Karena itu, ia berencana memperjuangkan peningkatan plafon Kredit Usaha Rakyat (KUR) dari Rp500 juta menjadi Rp2 miliar bagi pelaku usaha yang memiliki potensi berkembang. Selain akses pembiayaan, Jona juga mendorong keterlibatan pengusaha lokal dalam setiap investasi yang masuk ke Indonesia.
Jona juga mendorong keterlibatan pengusaha lokal dalam setiap investasi yang masuk ke Indonesia. "Bayangkan jika investasi itu bisa kita kapitalisasi melalui pengusaha muda di daerah. Hipmi bisa menjadi lokomotif pertumbuhan ekonomi mulai dari daerah hingga nasional," ujarnya.
Ia menilai Hipmi dapat berperan sebagai penggerak pertumbuhan ekonomi dengan menjembatani kebutuhan investor dan potensi usaha lokal. Jona juga menegaskan bahwa setiap daerah memiliki sumber daya yang dapat dikembangkan menjadi produk bernilai tambah melalui hilirisasi.
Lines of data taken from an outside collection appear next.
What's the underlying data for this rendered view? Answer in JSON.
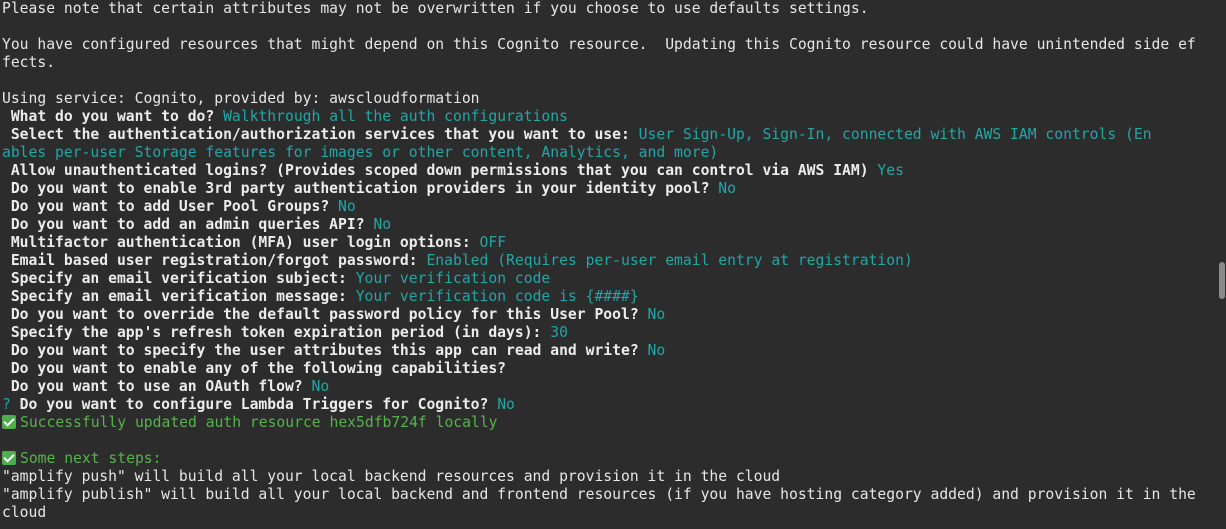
{
  "lines": {
    "l1": "Please note that certain attributes may not be overwritten if you choose to use defaults settings.",
    "l3": "You have configured resources that might depend on this Cognito resource.  Updating this Cognito resource could have unintended side ef",
    "l4": "fects.",
    "l6": "Using service: Cognito, provided by: awscloudformation"
  },
  "qa": [
    {
      "q": " What do you want to do?",
      "a": "Walkthrough all the auth configurations"
    },
    {
      "q": " Select the authentication/authorization services that you want to use:",
      "a": "User Sign-Up, Sign-In, connected with AWS IAM controls (En"
    },
    {
      "q": "",
      "a": "ables per-user Storage features for images or other content, Analytics, and more)"
    },
    {
      "q": " Allow unauthenticated logins? (Provides scoped down permissions that you can control via AWS IAM)",
      "a": "Yes"
    },
    {
      "q": " Do you want to enable 3rd party authentication providers in your identity pool?",
      "a": "No"
    },
    {
      "q": " Do you want to add User Pool Groups?",
      "a": "No"
    },
    {
      "q": " Do you want to add an admin queries API?",
      "a": "No"
    },
    {
      "q": " Multifactor authentication (MFA) user login options:",
      "a": "OFF"
    },
    {
      "q": " Email based user registration/forgot password:",
      "a": "Enabled (Requires per-user email entry at registration)"
    },
    {
      "q": " Specify an email verification subject:",
      "a": "Your verification code"
    },
    {
      "q": " Specify an email verification message:",
      "a": "Your verification code is {####}"
    },
    {
      "q": " Do you want to override the default password policy for this User Pool?",
      "a": "No"
    },
    {
      "q": " Specify the app's refresh token expiration period (in days):",
      "a": "30"
    },
    {
      "q": " Do you want to specify the user attributes this app can read and write?",
      "a": "No"
    },
    {
      "q": " Do you want to enable any of the following capabilities?",
      "a": ""
    },
    {
      "q": " Do you want to use an OAuth flow?",
      "a": "No"
    }
  ],
  "lambda": {
    "mark": "?",
    "q": " Do you want to configure Lambda Triggers for Cognito?",
    "a": "No"
  },
  "success": "Successfully updated auth resource hex5dfb724f locally",
  "next_steps": "Some next steps:",
  "push": "\"amplify push\" will build all your local backend resources and provision it in the cloud",
  "publish1": "\"amplify publish\" will build all your local backend and frontend resources (if you have hosting category added) and provision it in the",
  "publish2": "cloud"
}
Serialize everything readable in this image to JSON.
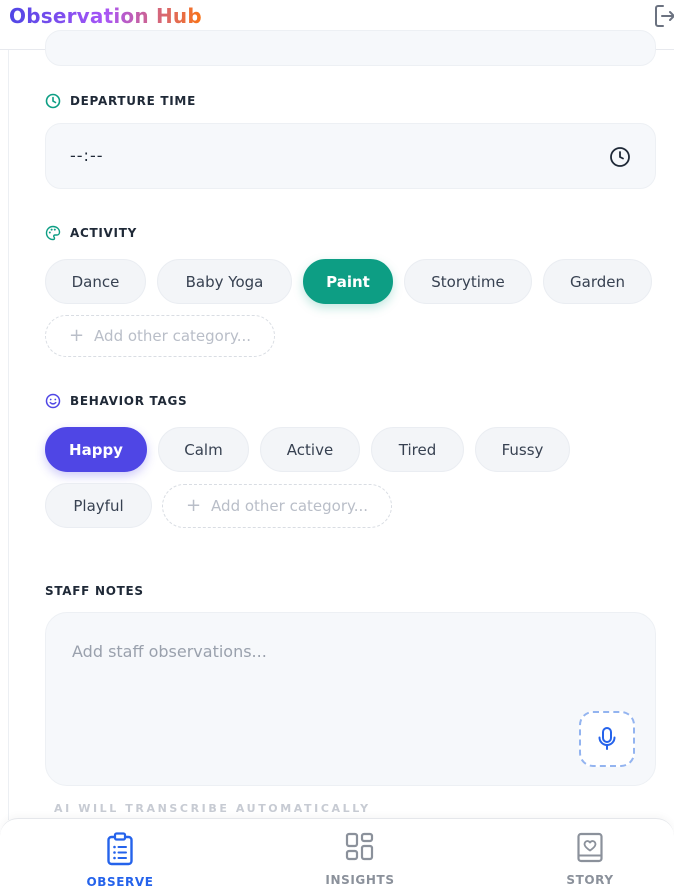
{
  "app": {
    "title": "Observation Hub"
  },
  "colors": {
    "teal": "#0d9e84",
    "indigo": "#4f46e5",
    "blue": "#2563eb"
  },
  "icons": {
    "header_action": "logout-icon",
    "departure": "clock-icon",
    "activity": "palette-icon",
    "behavior": "smile-icon",
    "mic": "microphone-icon"
  },
  "departure": {
    "label": "DEPARTURE TIME",
    "value": "--:--"
  },
  "activity": {
    "label": "ACTIVITY",
    "selected": "Paint",
    "options": [
      "Dance",
      "Baby Yoga",
      "Paint",
      "Storytime",
      "Garden"
    ],
    "add_label": "Add other category..."
  },
  "behavior": {
    "label": "BEHAVIOR TAGS",
    "selected": "Happy",
    "options": [
      "Happy",
      "Calm",
      "Active",
      "Tired",
      "Fussy",
      "Playful"
    ],
    "add_label": "Add other category..."
  },
  "notes": {
    "label": "STAFF NOTES",
    "value": "",
    "placeholder": "Add staff observations...",
    "hint": "AI WILL TRANSCRIBE AUTOMATICALLY"
  },
  "nav": {
    "active": "OBSERVE",
    "items": [
      {
        "label": "OBSERVE",
        "icon": "clipboard-icon"
      },
      {
        "label": "INSIGHTS",
        "icon": "grid-icon"
      },
      {
        "label": "STORY",
        "icon": "heart-book-icon"
      }
    ]
  }
}
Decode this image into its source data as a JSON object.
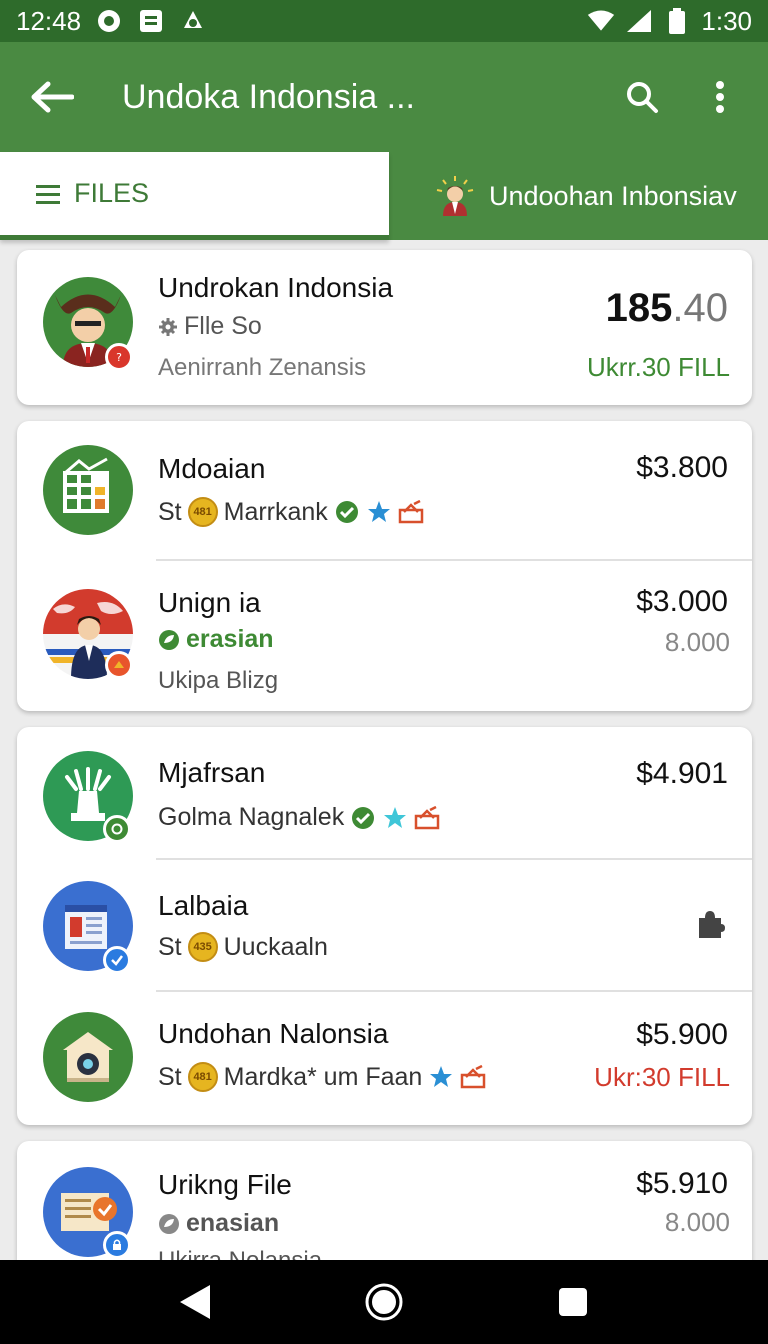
{
  "status_bar": {
    "time": "12:48",
    "clock_right": "1:30"
  },
  "app_bar": {
    "title": "Undoka Indonsia ..."
  },
  "tabs": [
    {
      "label": "FILES"
    },
    {
      "label": "Undoohan Inbonsiav"
    }
  ],
  "cards": [
    {
      "rows": [
        {
          "name": "Undrokan Indonsia",
          "sub": "Flle So",
          "meta": "Aenirranh Zenansis",
          "price_main": "185",
          "price_dec": ".40",
          "price_sub": "Ukrr.30 FILL",
          "price_sub_color": "#3e8a34"
        }
      ]
    },
    {
      "rows": [
        {
          "name": "Mdoaian",
          "sub": "Marrkank",
          "coin_prefix": "St",
          "coin_text": "481",
          "price": "$3.800"
        },
        {
          "name": "Unign ia",
          "sub": "erasian",
          "meta": "Ukipa Blizg",
          "price": "$3.000",
          "price_sub": "8.000"
        }
      ]
    },
    {
      "rows": [
        {
          "name": "Mjafrsan",
          "sub": "Golma Nagnalek",
          "price": "$4.901"
        },
        {
          "name": "Lalbaia",
          "sub": "Uuckaaln",
          "coin_prefix": "St",
          "coin_text": "435"
        },
        {
          "name": "Undohan Nalonsia",
          "sub": "Mardka* um Faan",
          "coin_prefix": "St",
          "coin_text": "481",
          "price": "$5.900",
          "price_sub": "Ukr:30 FILL"
        }
      ]
    },
    {
      "rows": [
        {
          "name": "Urikng File",
          "sub": "enasian",
          "price": "$5.910",
          "price_sub": "8.000",
          "meta": "Ukirra Nolansia"
        }
      ]
    }
  ],
  "colors": {
    "primary": "#4a8a42",
    "status": "#2e6b2b",
    "accent_green": "#3e8a34",
    "accent_red": "#d23b2d"
  }
}
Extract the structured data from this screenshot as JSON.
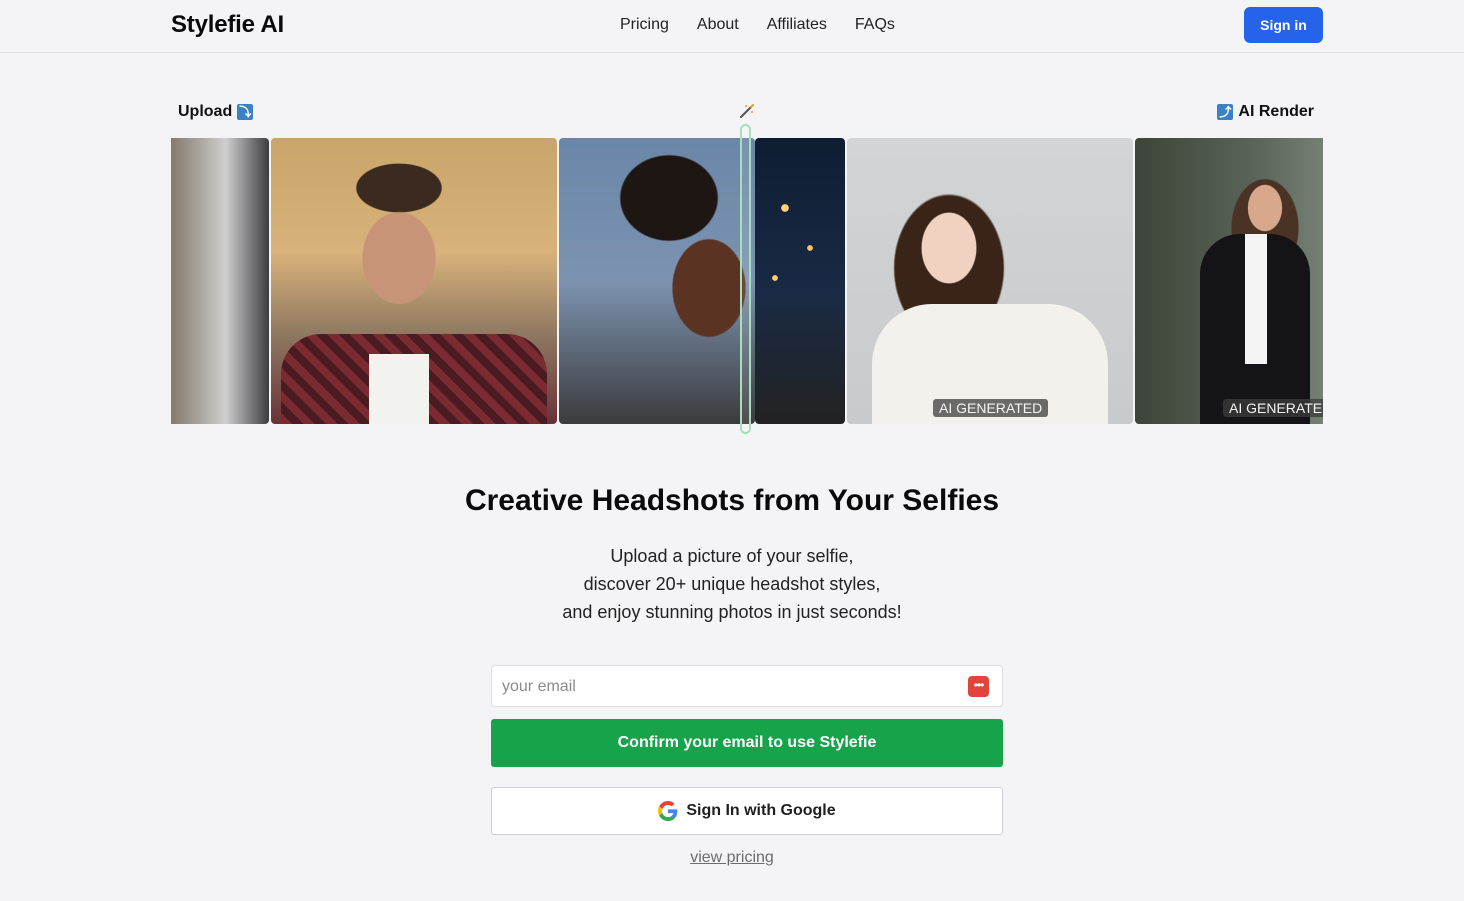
{
  "header": {
    "logo": "Stylefie AI",
    "nav": [
      "Pricing",
      "About",
      "Affiliates",
      "FAQs"
    ],
    "sign_in": "Sign in"
  },
  "strip": {
    "upload_label": "Upload",
    "upload_icon": "⤵",
    "render_label": "AI Render",
    "render_icon": "⤴",
    "ai_tag": "AI GENERATED"
  },
  "hero": {
    "title": "Creative Headshots from Your Selfies",
    "lines": [
      "Upload a picture of your selfie,",
      "discover 20+ unique headshot styles,",
      "and enjoy stunning photos in just seconds!"
    ]
  },
  "form": {
    "email_placeholder": "your email",
    "email_value": "",
    "confirm_label": "Confirm your email to use Stylefie",
    "google_label": "Sign In with Google",
    "view_pricing": "view pricing"
  },
  "colors": {
    "primary_blue": "#2563eb",
    "confirm_green": "#16a34a",
    "divider_green": "#a7dfba"
  }
}
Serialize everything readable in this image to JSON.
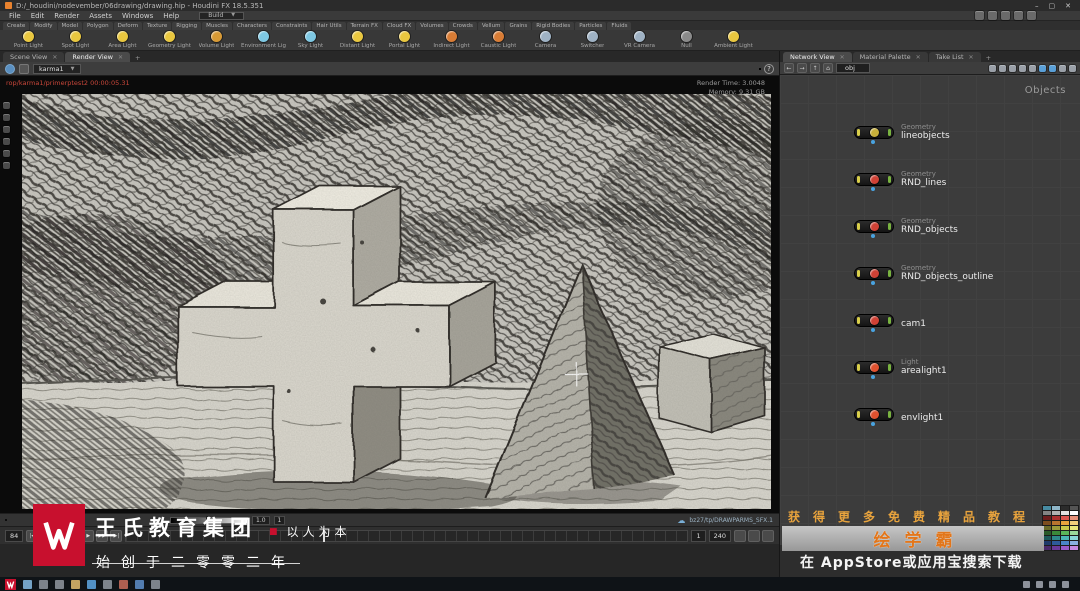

Dengan pendampingan yang tepat, pelaku usaha daerah diyakini mampu meningkatkan kapasitas bisnis dan memperluas jangkauan pasar. Sebagai contoh, hasil perikanan dapat diolah menjadi produk makanan siap jual dengan nilai ekonomi lebih tinggi.
Begitu pula rumput laut yang dapat dikembangkan menjadi bahan baku untuk berbagai kebutuhan industri, mulai dari pangan hingga farmasi. Melalui langkah-langkah tersebut, Jona optimistis pelaku UMKM Indonesia dapat naik kelas dan tampil lebih kompetitif di pasar global.